13Les activités se rapportant à la chasse impliquent le réarmement des flèches, attesté par les armatures de flèches retrouvées à différents stades, en cours d’élaboration avec des fragments et des déchets caractéristiques, utilisées en portant des traces d’impact diagnostics ou, exceptionnellement, en position fonctionnelle, à l’image des armatures retrouvées dans un foyer à Ruffey-sur-Seille [Fig.4]. C’est ainsi que les séries d’armatures collectées peuvent être assez conséquentes comme à Paris, rue Farman, avec 300 individus (Souffi, Marti, 2011) et 680 à Dammartin-Marpain dans le Jura (Séara, Roncin, 2010). D’autres éléments en os, beaucoup plus rares, évoquent la chasse, voire la pêche. Il s’agit de pointes comme celles retrouvées à Farman ou à Rueil-malmaison (Lang, 1997 ; Lang, Siccard, 2008).

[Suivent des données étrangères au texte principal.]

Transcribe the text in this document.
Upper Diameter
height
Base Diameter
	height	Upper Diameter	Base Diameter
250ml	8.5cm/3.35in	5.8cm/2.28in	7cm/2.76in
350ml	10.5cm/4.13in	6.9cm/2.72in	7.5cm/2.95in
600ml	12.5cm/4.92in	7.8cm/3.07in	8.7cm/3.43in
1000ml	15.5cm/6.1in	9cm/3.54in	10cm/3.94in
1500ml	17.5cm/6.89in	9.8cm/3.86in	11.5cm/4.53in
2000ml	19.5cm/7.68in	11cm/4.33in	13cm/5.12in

[Fig.4] Ruffey-sur-Seille (Jura).
Au sein d’un foyer non aménagé, identifié par de légères zones de sédiment rubéfié et par des vestiges chauffés et brûlés, a été mis au jour un ensemble de 4 armatures, dont 3 triangles isocèles effilés et une pointe à base naturelle en position légèrement décalée. Cet ensemble suggère l’emplacement d’une flèche (brûlée dans le foyer) dont les armatures auraient gardé leur position fonctionnelle. Nous avons ici un exemple exceptionnel qui, tout en traduisant les excellents conditions de conservation, documente la question de l’équipement de chasse appartenant, dans le cas présent, à un groupe sauveterrien.
B. Souffi, Inrap
14Toutes les activités de découpe échappent, quant à elles, à l’œil nu, et la tracéologie révèle pour cela la mise en œuvre assez importante d’éclats ou de lamelles bruts qui interviennent aux côtés de grattoirs pour le travail des peaux à différents états, frais et sec. Dans tout cela, rien de très original pour ces populations de chasseurs-cueilleurs, l’originalité étant davantage la mise en évidence de plus en plus fréquente, grâce à la tracéologie, et dans des proportions très variables, du travail de la matière végétale (Gueret, à paraître). Cette source d’analyse indique aussi parfois, comme à Dammartin-Marpain, un travail de matières minérales assez tendres, peut-être à l’image du grès, utilisé en particulier pour la confection de petits polissoirs à rainure.
15N’oublions pas l’activité fondamentale sans laquelle très peu d’actions auraient été possibles. Il s’agit de la taille des matières siliceuses à l’origine des différents supports d’outils qu’ils soient retouchés ou non. Cette activité est le plus souvent caractérisée par l’absence de poste de taille clairement identifiable, mais parfois par des amas de débitage modestes, affichant, dans certains cas, un étalement de leurs pièces lithiques, constat que l’on peut expliquer par des actions de tris et de prélèvements en particulier des lamelles [Fig.5]. La pratique des remontages donne des résultats très significatifs qui nous renseignent à la fois sur les aspects techniques et les objectifs recherchés, mais également sur les relations spatiales entre les différents éléments remontés.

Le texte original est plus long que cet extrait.